Hal tersebut disampaikan oleh Satuan Tugas (Satgas) Bidang Elpiji Hiswana Migas Kota Depok, yang memastikan ketersediaan stok tetap terjaga meskipun permintaan biasanya meningkat selama Ramadhan hingga Lebaran.
Satgas Bidang Elpiji Hiswana Migas Kota Depok, Imron Effendi, mengatakan pihaknya telah menyiapkan sejumlah langkah antisipasi untuk mengatasi lonjakan kebutuhan masyarakat.
“Antisipasi yang dilakukan adalah dengan penambahan kuota gas 3 kilogram. Biasanya permintaan memang meningkat menjelang Lebaran, sehingga kami menyiapkan kuota fakultatif untuk Ramadan dan Idul Fitri sebanyak 83.680 tabung,” ujar Imron Effendi dalam keterangan resmi kepada Poskota, Jumat, 13 Maret 2026.
Kuota Reguler Capai Lebih dari 2 Juta Tabung
Imron menjelaskan, total pasokan LPG 3 kg di Kota Depok selama Maret 2026 untuk kuota reguler sebanyak 2.088.720 tabung yang disalurkan dalam 24 hari kerja.

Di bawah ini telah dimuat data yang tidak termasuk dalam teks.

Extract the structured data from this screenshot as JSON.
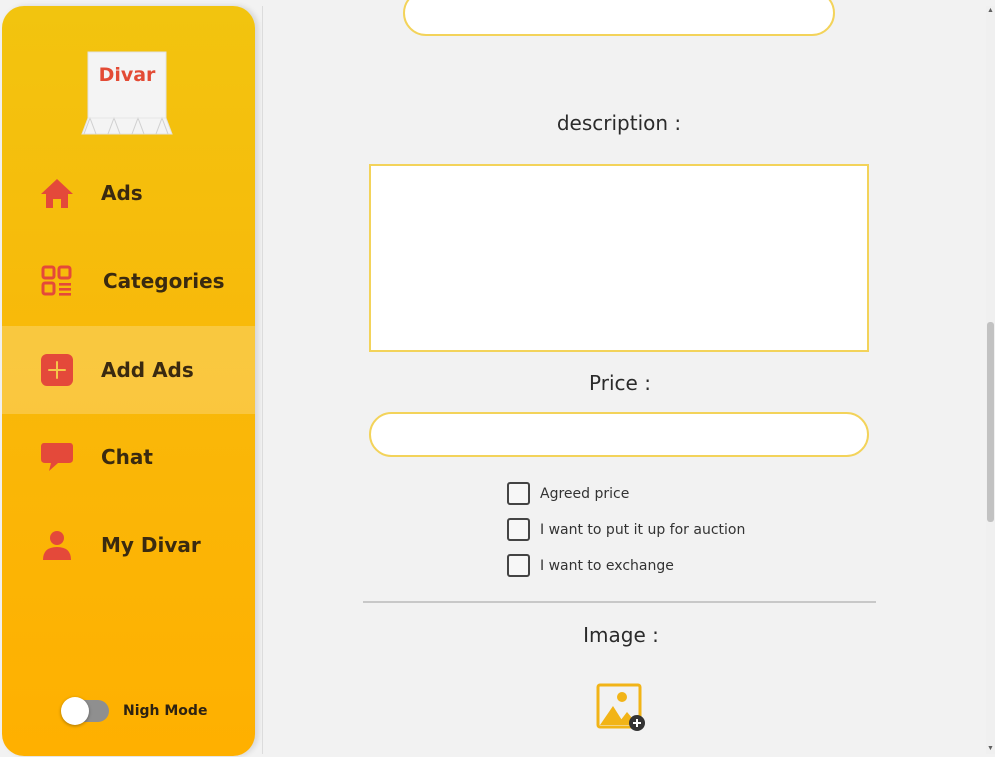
{
  "app": {
    "logo_text": "Divar",
    "accent_color": "#f5bd0c",
    "icon_color": "#e4493a"
  },
  "sidebar": {
    "items": [
      {
        "label": "Ads",
        "icon": "home-icon",
        "active": false
      },
      {
        "label": "Categories",
        "icon": "categories-grid-icon",
        "active": false
      },
      {
        "label": "Add Ads",
        "icon": "plus-square-icon",
        "active": true
      },
      {
        "label": "Chat",
        "icon": "chat-bubble-icon",
        "active": false
      },
      {
        "label": "My Divar",
        "icon": "user-icon",
        "active": false
      }
    ],
    "night_mode": {
      "label": "Nigh Mode",
      "enabled": false
    }
  },
  "form": {
    "top_field": {
      "value": ""
    },
    "description": {
      "label": "description :",
      "value": ""
    },
    "price": {
      "label": "Price :",
      "value": ""
    },
    "options": [
      {
        "label": "Agreed price",
        "checked": false
      },
      {
        "label": "I want to put it up for auction",
        "checked": false
      },
      {
        "label": "I want to exchange",
        "checked": false
      }
    ],
    "image": {
      "label": "Image :",
      "icon": "add-image-icon"
    }
  }
}
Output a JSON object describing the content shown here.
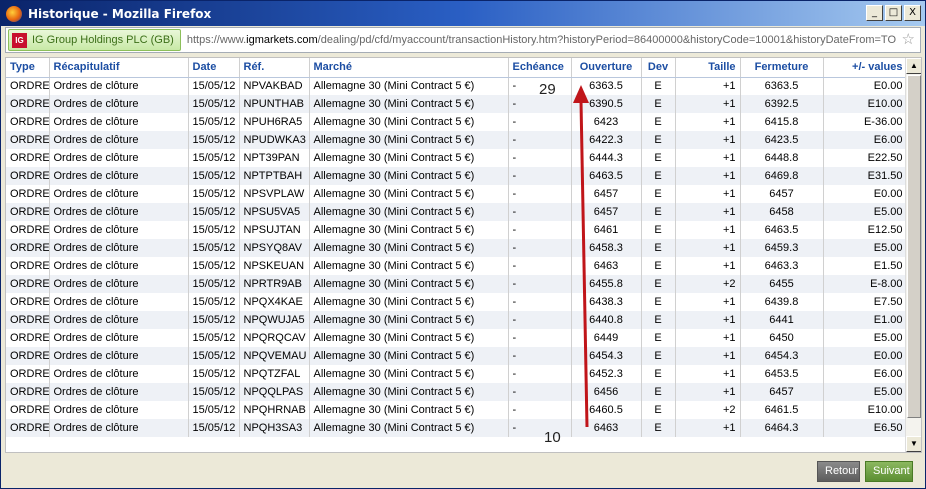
{
  "window": {
    "title": "Historique - Mozilla Firefox"
  },
  "controls": {
    "minimize": "_",
    "maximize": "□",
    "close": "X"
  },
  "urlbar": {
    "site_badge": "IG",
    "site_name": "IG Group Holdings PLC (GB)",
    "url_prefix": "https://www.",
    "url_domain": "igmarkets.com",
    "url_rest": "/dealing/pd/cfd/myaccount/transactionHistory.htm?historyPeriod=86400000&historyCode=10001&historyDateFrom=TO"
  },
  "table": {
    "headers": [
      "Type",
      "Récapitulatif",
      "Date",
      "Réf.",
      "Marché",
      "Echéance",
      "Ouverture",
      "Dev",
      "Taille",
      "Fermeture",
      "+/- values"
    ],
    "rows": [
      [
        "ORDRE",
        "Ordres de clôture",
        "15/05/12",
        "NPVAKBAD",
        "Allemagne 30 (Mini Contract 5 €)",
        "-",
        "6363.5",
        "E",
        "+1",
        "6363.5",
        "E0.00"
      ],
      [
        "ORDRE",
        "Ordres de clôture",
        "15/05/12",
        "NPUNTHAB",
        "Allemagne 30 (Mini Contract 5 €)",
        "-",
        "6390.5",
        "E",
        "+1",
        "6392.5",
        "E10.00"
      ],
      [
        "ORDRE",
        "Ordres de clôture",
        "15/05/12",
        "NPUH6RA5",
        "Allemagne 30 (Mini Contract 5 €)",
        "-",
        "6423",
        "E",
        "+1",
        "6415.8",
        "E-36.00"
      ],
      [
        "ORDRE",
        "Ordres de clôture",
        "15/05/12",
        "NPUDWKA3",
        "Allemagne 30 (Mini Contract 5 €)",
        "-",
        "6422.3",
        "E",
        "+1",
        "6423.5",
        "E6.00"
      ],
      [
        "ORDRE",
        "Ordres de clôture",
        "15/05/12",
        "NPT39PAN",
        "Allemagne 30 (Mini Contract 5 €)",
        "-",
        "6444.3",
        "E",
        "+1",
        "6448.8",
        "E22.50"
      ],
      [
        "ORDRE",
        "Ordres de clôture",
        "15/05/12",
        "NPTPTBAH",
        "Allemagne 30 (Mini Contract 5 €)",
        "-",
        "6463.5",
        "E",
        "+1",
        "6469.8",
        "E31.50"
      ],
      [
        "ORDRE",
        "Ordres de clôture",
        "15/05/12",
        "NPSVPLAW",
        "Allemagne 30 (Mini Contract 5 €)",
        "-",
        "6457",
        "E",
        "+1",
        "6457",
        "E0.00"
      ],
      [
        "ORDRE",
        "Ordres de clôture",
        "15/05/12",
        "NPSU5VA5",
        "Allemagne 30 (Mini Contract 5 €)",
        "-",
        "6457",
        "E",
        "+1",
        "6458",
        "E5.00"
      ],
      [
        "ORDRE",
        "Ordres de clôture",
        "15/05/12",
        "NPSUJTAN",
        "Allemagne 30 (Mini Contract 5 €)",
        "-",
        "6461",
        "E",
        "+1",
        "6463.5",
        "E12.50"
      ],
      [
        "ORDRE",
        "Ordres de clôture",
        "15/05/12",
        "NPSYQ8AV",
        "Allemagne 30 (Mini Contract 5 €)",
        "-",
        "6458.3",
        "E",
        "+1",
        "6459.3",
        "E5.00"
      ],
      [
        "ORDRE",
        "Ordres de clôture",
        "15/05/12",
        "NPSKEUAN",
        "Allemagne 30 (Mini Contract 5 €)",
        "-",
        "6463",
        "E",
        "+1",
        "6463.3",
        "E1.50"
      ],
      [
        "ORDRE",
        "Ordres de clôture",
        "15/05/12",
        "NPRTR9AB",
        "Allemagne 30 (Mini Contract 5 €)",
        "-",
        "6455.8",
        "E",
        "+2",
        "6455",
        "E-8.00"
      ],
      [
        "ORDRE",
        "Ordres de clôture",
        "15/05/12",
        "NPQX4KAE",
        "Allemagne 30 (Mini Contract 5 €)",
        "-",
        "6438.3",
        "E",
        "+1",
        "6439.8",
        "E7.50"
      ],
      [
        "ORDRE",
        "Ordres de clôture",
        "15/05/12",
        "NPQWUJA5",
        "Allemagne 30 (Mini Contract 5 €)",
        "-",
        "6440.8",
        "E",
        "+1",
        "6441",
        "E1.00"
      ],
      [
        "ORDRE",
        "Ordres de clôture",
        "15/05/12",
        "NPQRQCAV",
        "Allemagne 30 (Mini Contract 5 €)",
        "-",
        "6449",
        "E",
        "+1",
        "6450",
        "E5.00"
      ],
      [
        "ORDRE",
        "Ordres de clôture",
        "15/05/12",
        "NPQVEMAU",
        "Allemagne 30 (Mini Contract 5 €)",
        "-",
        "6454.3",
        "E",
        "+1",
        "6454.3",
        "E0.00"
      ],
      [
        "ORDRE",
        "Ordres de clôture",
        "15/05/12",
        "NPQTZFAL",
        "Allemagne 30 (Mini Contract 5 €)",
        "-",
        "6452.3",
        "E",
        "+1",
        "6453.5",
        "E6.00"
      ],
      [
        "ORDRE",
        "Ordres de clôture",
        "15/05/12",
        "NPQQLPAS",
        "Allemagne 30 (Mini Contract 5 €)",
        "-",
        "6456",
        "E",
        "+1",
        "6457",
        "E5.00"
      ],
      [
        "ORDRE",
        "Ordres de clôture",
        "15/05/12",
        "NPQHRNAB",
        "Allemagne 30 (Mini Contract 5 €)",
        "-",
        "6460.5",
        "E",
        "+2",
        "6461.5",
        "E10.00"
      ],
      [
        "ORDRE",
        "Ordres de clôture",
        "15/05/12",
        "NPQH3SA3",
        "Allemagne 30 (Mini Contract 5 €)",
        "-",
        "6463",
        "E",
        "+1",
        "6464.3",
        "E6.50"
      ]
    ]
  },
  "annotations": {
    "top_number": "29",
    "bottom_number": "10",
    "arrow_color": "#c0151a"
  },
  "buttons": {
    "back": "Retour",
    "next": "Suivant"
  }
}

Selain kuota reguler tersebut, Hiswana Migas juga menyiapkan tambahan atau kuota fakultatif sekitar 85.640 tabungguna mengantisipasi lonjakan permintaan masyarakat selama Ramadan dan Idul Fitri.
“Jumlah kuota fakultatif merupakan tambahan dari jatah reguler yang disiapkan Hiswana Migas. Adapun kuota reguler yang diberikan untuk masyarakat sebanyak 2.029.640 tabung gas 3 kilogram,” jelasnya.

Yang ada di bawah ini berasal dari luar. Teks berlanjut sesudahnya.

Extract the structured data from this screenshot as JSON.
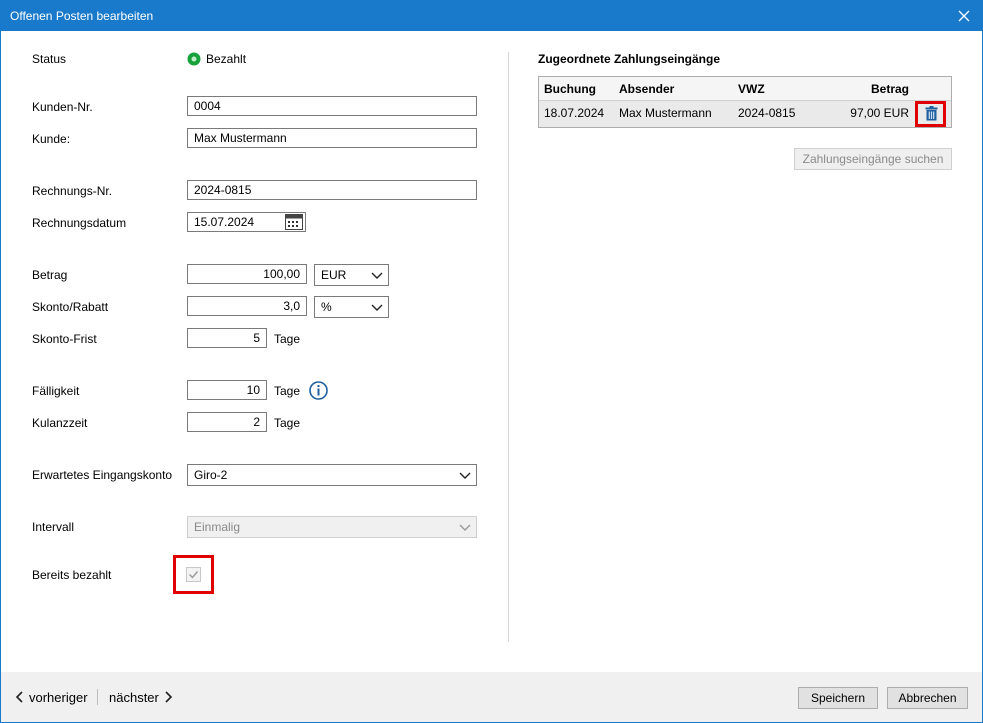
{
  "window": {
    "title": "Offenen Posten bearbeiten",
    "accent_color": "#1979ca"
  },
  "form": {
    "status_label": "Status",
    "status_value": "Bezahlt",
    "status_color": "#17a13a",
    "kunden_nr_label": "Kunden-Nr.",
    "kunden_nr_value": "0004",
    "kunde_label": "Kunde:",
    "kunde_value": "Max Mustermann",
    "rechnungs_nr_label": "Rechnungs-Nr.",
    "rechnungs_nr_value": "2024-0815",
    "rechnungsdatum_label": "Rechnungsdatum",
    "rechnungsdatum_value": "15.07.2024",
    "betrag_label": "Betrag",
    "betrag_value": "100,00",
    "currency_value": "EUR",
    "skonto_label": "Skonto/Rabatt",
    "skonto_value": "3,0",
    "skonto_unit": "%",
    "skonto_frist_label": "Skonto-Frist",
    "skonto_frist_value": "5",
    "faelligkeit_label": "Fälligkeit",
    "faelligkeit_value": "10",
    "kulanzzeit_label": "Kulanzzeit",
    "kulanzzeit_value": "2",
    "tage_label": "Tage",
    "eingangskonto_label": "Erwartetes Eingangskonto",
    "eingangskonto_value": "Giro-2",
    "intervall_label": "Intervall",
    "intervall_value": "Einmalig",
    "bereits_bezahlt_label": "Bereits bezahlt",
    "bereits_bezahlt_checked": true
  },
  "payments": {
    "title": "Zugeordnete Zahlungseingänge",
    "columns": [
      "Buchung",
      "Absender",
      "VWZ",
      "Betrag"
    ],
    "rows": [
      {
        "buchung": "18.07.2024",
        "absender": "Max Mustermann",
        "vwz": "2024-0815",
        "betrag": "97,00 EUR"
      }
    ],
    "search_button": "Zahlungseingänge suchen"
  },
  "footer": {
    "prev_label": "vorheriger",
    "next_label": "nächster",
    "save_label": "Speichern",
    "cancel_label": "Abbrechen"
  },
  "highlight_color": "#e00000"
}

Ia menambahkan, jika kebutuhan masyarakat masih meningkat dan kuota yang tersedia belum mencukupi, pihaknya siap mengajukan tambahan distribusi LPG kembali.
Baca Juga: Dampak Penutupan Selat Hormuz, Bahlil Putuskan Indonesia Impor Minyak dan LPG dari Amerika Serikat
“Kami meyakini stok kuota reguler dan fakultatif untuk pasokan gas 3 kilogram di Kota Depok akan tercukupi. Hal itu berdasarkan pemetaan dan evaluasi dari penanganan kebutuhan pada tahun sebelumnya,” katanya.
Permintaan LPG Meningkat Selama Ramadhan
Menurut Imron, meningkatnya kebutuhan tabung gas ukuran 3 kilogram tidak terlepas dari tradisi masyarakat saat Ramadan dan Idul Fitri yang biasanya menyiapkan berbagai hidangan spesial.
Selain itu, kehadiran pedagang musiman selama Ramadan, seperti pedagang takjil dan makanan berbuka puasa, turut mendorong meningkatnya penggunaan LPG.
“Pedagang musiman seperti penjual makanan takjil juga ikut mempengaruhi peningkatan penggunaan gas elpiji,” ungkapnya.
Baca Juga: LPG 3 Kg Meledak di Warung Bakso Puncak Bogor, Lima Orang Luka Bakar
Untuk memastikan distribusi tetap berjalan lancar saat Hari Raya Idul Fitri, Hiswana Migas Kota Depok juga telah menyiapkan pangkalan siaga yang tetap beroperasi.
Pangkalan tersebut akan melayani masyarakat yang membutuhkan LPG, baik untuk tabung 3 kilogram, 5,5 kilogram, maupun 12 kilogram.
“Jadi warga tidak perlu khawatir soal ketersediaan elpiji di Kota Depok. Kami menyiapkan pangkalan siaga yang tetap buka saat Lebaran. Biasanya tetap beroperasi karena banyak pangkalan yang tidak mudik,” pungkas Imron.